Paulo Gaiad

A poética de Paulo Gaiad se pauta por uma espécie de ascese invertida: o sujeito parte de uma expressão mínima para buscar o máximo de emotividade. A essa estratégia, corresponde também um "classicismo" da subjetividade: do equilíbrio e da contenção, o artista explora as aberturas do eu.

Por um lado, a pintura de Gaiad trabalha no limite: as formas se mantêm geométricas, as poucas linhas não possuem contornos fortes, as cores têm tons pastéis, sem jamais chegar à expansão de um vermelho, por exemplo; as figuras de animais e pessoas são esboços mínimos, a perspectiva é um artifício e, ao mesmo tempo, constrói uma forma medida, contida, de uma leveza e um equilíbrio impressionantes.
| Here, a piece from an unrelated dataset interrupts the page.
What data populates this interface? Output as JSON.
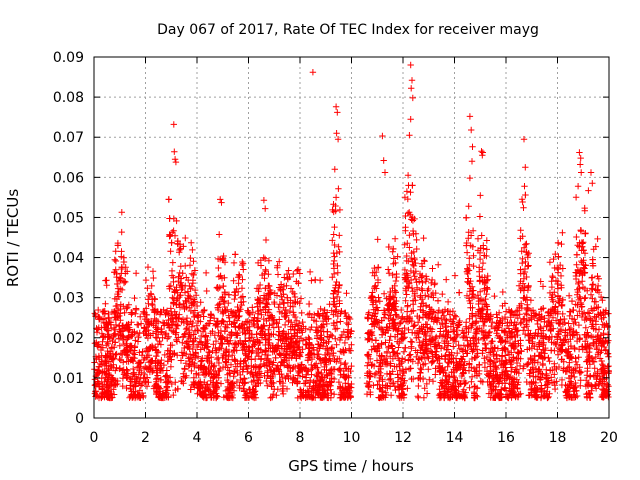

Por outro lado, esse comedimento formal revela uma relação altamente poética e sensível do sujeito com o mundo, que não é um mundo qualquer: na pintura de Paulo Gaiad, a forte presença da natureza, do espaço doméstico e da infância tece um ambiente imaginário que é, ao mesmo tempo, biográfico. Aliás, é nessa biografia pictórica que Gaiad se move: a destreza e o rigor do arquiteto, a sensibilidade e a introspecção, a vivência perto do mar e dos pássaros se mesclam para compor partituras subjetivas.

É o caso das "39 páginas de uma vida" e também da presença de textos nas telas que lembram diários ou cartas, mas não são: Gaiad finge como Fernando Pessoa.

Sua pintura é, assim, uma viagem: nos campos, águas, passarinhos, jogos de infância, trechos de diários, cores e formas tranqüilas, traçamos o itinerário do devaneio. Aquele que nos devolve àquilo que não somos, mas poderíamos ser.